Same Gravitor, run in air vs vacuum. Thrust should survive — ion wind cannot.

Current validation status

Result: untested

Requires vacuum test

What this test isolates

Premise. Ion drift requires neutral atoms to push against. Maxwell stress doesn't. A test in ≤1 Pa cleanly separates the two.

Why it matters. The single most decisive test in the program. Anything that survives ≤1 Pa is electrostatic by elimination.
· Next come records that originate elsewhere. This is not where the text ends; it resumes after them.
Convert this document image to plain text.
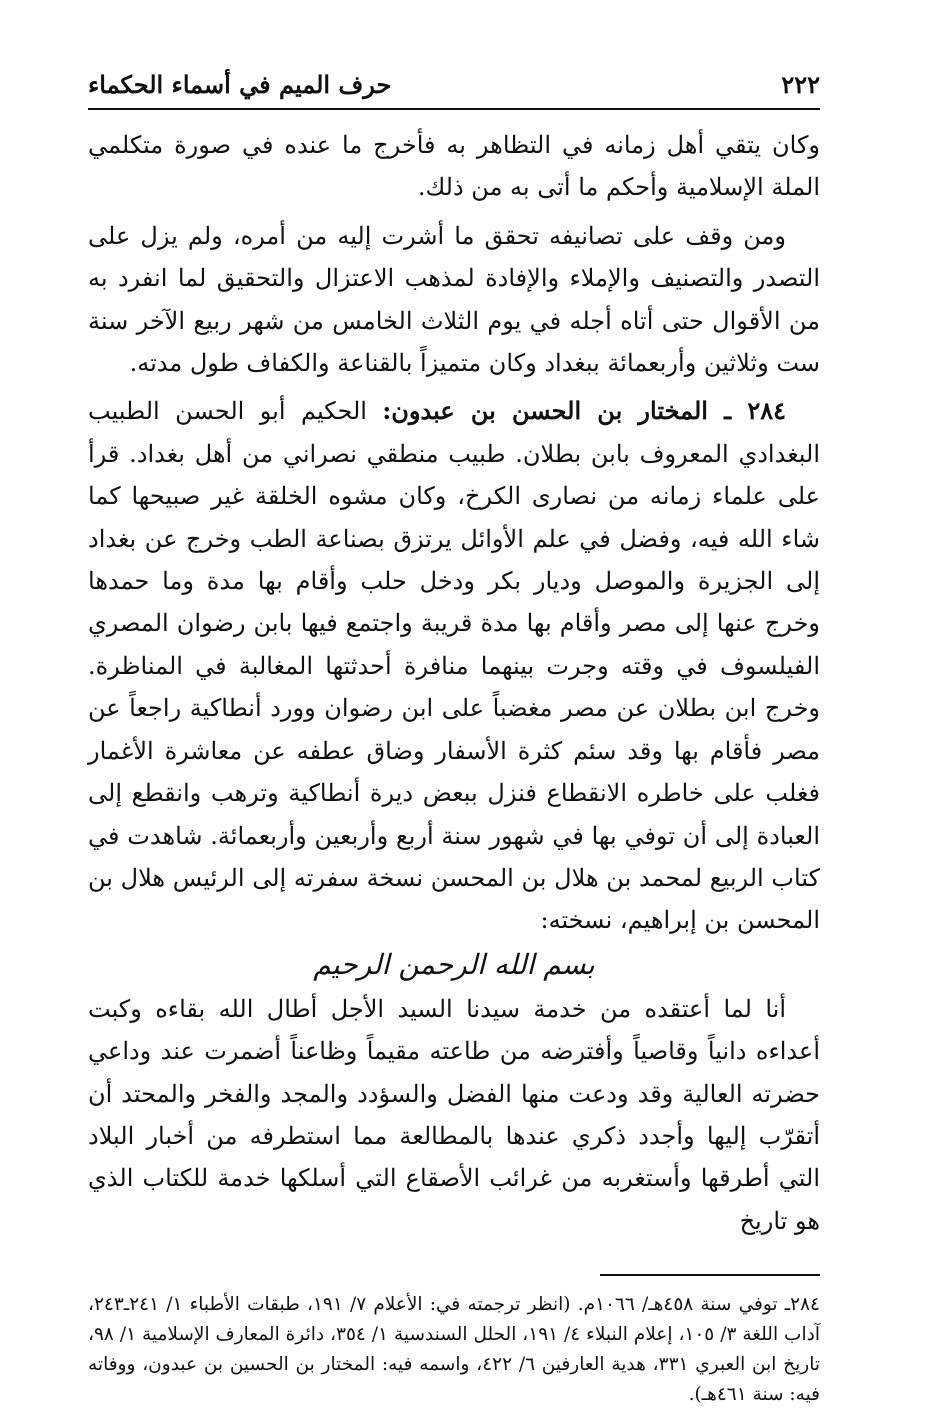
٢٢٢
حرف الميم في أسماء الحكماء

وكان يتقي أهل زمانه في التظاهر به فأخرج ما عنده في صورة متكلمي الملة الإسلامية وأحكم ما أتى به من ذلك.

ومن وقف على تصانيفه تحقق ما أشرت إليه من أمره، ولم يزل على التصدر والتصنيف والإملاء والإفادة لمذهب الاعتزال والتحقيق لما انفرد به من الأقوال حتى أتاه أجله في يوم الثلاث الخامس من شهر ربيع الآخر سنة ست وثلاثين وأربعمائة ببغداد وكان متميزاً بالقناعة والكفاف طول مدته.

٢٨٤ ـ المختار بن الحسن بن عبدون: الحكيم أبو الحسن الطبيب البغدادي المعروف بابن بطلان. طبيب منطقي نصراني من أهل بغداد. قرأ على علماء زمانه من نصارى الكرخ، وكان مشوه الخلقة غير صبيحها كما شاء الله فيه، وفضل في علم الأوائل يرتزق بصناعة الطب وخرج عن بغداد إلى الجزيرة والموصل وديار بكر ودخل حلب وأقام بها مدة وما حمدها وخرج عنها إلى مصر وأقام بها مدة قريبة واجتمع فيها بابن رضوان المصري الفيلسوف في وقته وجرت بينهما منافرة أحدثتها المغالبة في المناظرة. وخرج ابن بطلان عن مصر مغضباً على ابن رضوان وورد أنطاكية راجعاً عن مصر فأقام بها وقد سئم كثرة الأسفار وضاق عطفه عن معاشرة الأغمار فغلب على خاطره الانقطاع فنزل ببعض ديرة أنطاكية وترهب وانقطع إلى العبادة إلى أن توفي بها في شهور سنة أربع وأربعين وأربعمائة. شاهدت في كتاب الربيع لمحمد بن هلال بن المحسن نسخة سفرته إلى الرئيس هلال بن المحسن بن إبراهيم، نسخته:

بسم الله الرحمن الرحيم

أنا لما أعتقده من خدمة سيدنا السيد الأجل أطال الله بقاءه وكبت أعداءه دانياً وقاصياً وأفترضه من طاعته مقيماً وظاعناً أضمرت عند وداعي حضرته العالية وقد ودعت منها الفضل والسؤدد والمجد والفخر والمحتد أن أتقرّب إليها وأجدد ذكري عندها بالمطالعة مما استطرفه من أخبار البلاد التي أطرقها وأستغربه من غرائب الأصقاع التي أسلكها خدمة للكتاب الذي هو تاريخ

٢٨٤ـ توفي سنة ٤٥٨هـ/ ١٠٦٦م. (انظر ترجمته في: الأعلام ٧/ ١٩١، طبقات الأطباء ١/ ٢٤١ـ٢٤٣، آداب اللغة ٣/ ١٠٥، إعلام النبلاء ٤/ ١٩١، الحلل السندسية ١/ ٣٥٤، دائرة المعارف الإسلامية ١/ ٩٨، تاريخ ابن العبري ٣٣١، هدية العارفين ٦/ ٤٢٢، واسمه فيه: المختار بن الحسين بن عبدون، ووفاته فيه: سنة ٤٦١هـ).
Variable. Chamber pressure (Pa)

Hold constant

  • Same Gravitor, same V, same orientation

Prediction. Thrust at ≤1 Pa is within 30% of thrust at atmosphere.

How to run this test

  1. 1

    Find a vacuum chamber

    Typically a glass or steel bell jar with HV feedthroughs. ≤1 Pa is the target — 10 Pa rules out bulk air drag, 1 Pa rules out almost everything.

  2. 2

    Pump down with HV off

    Outgassing transients can puncture thin dielectrics during pump-down. Reach base pressure before applying voltage.

  3. 3

    Run identical voltage profile

    Same V, same dwell, same scale. Compare Δm.

Pitfalls

  • !Thermal drift inside a vacuum chamber is way slower than at atmosphere — let things settle for ≥30 minutes.
  • !Outgassing from organic glues raises pressure mid-run; watch the gauge.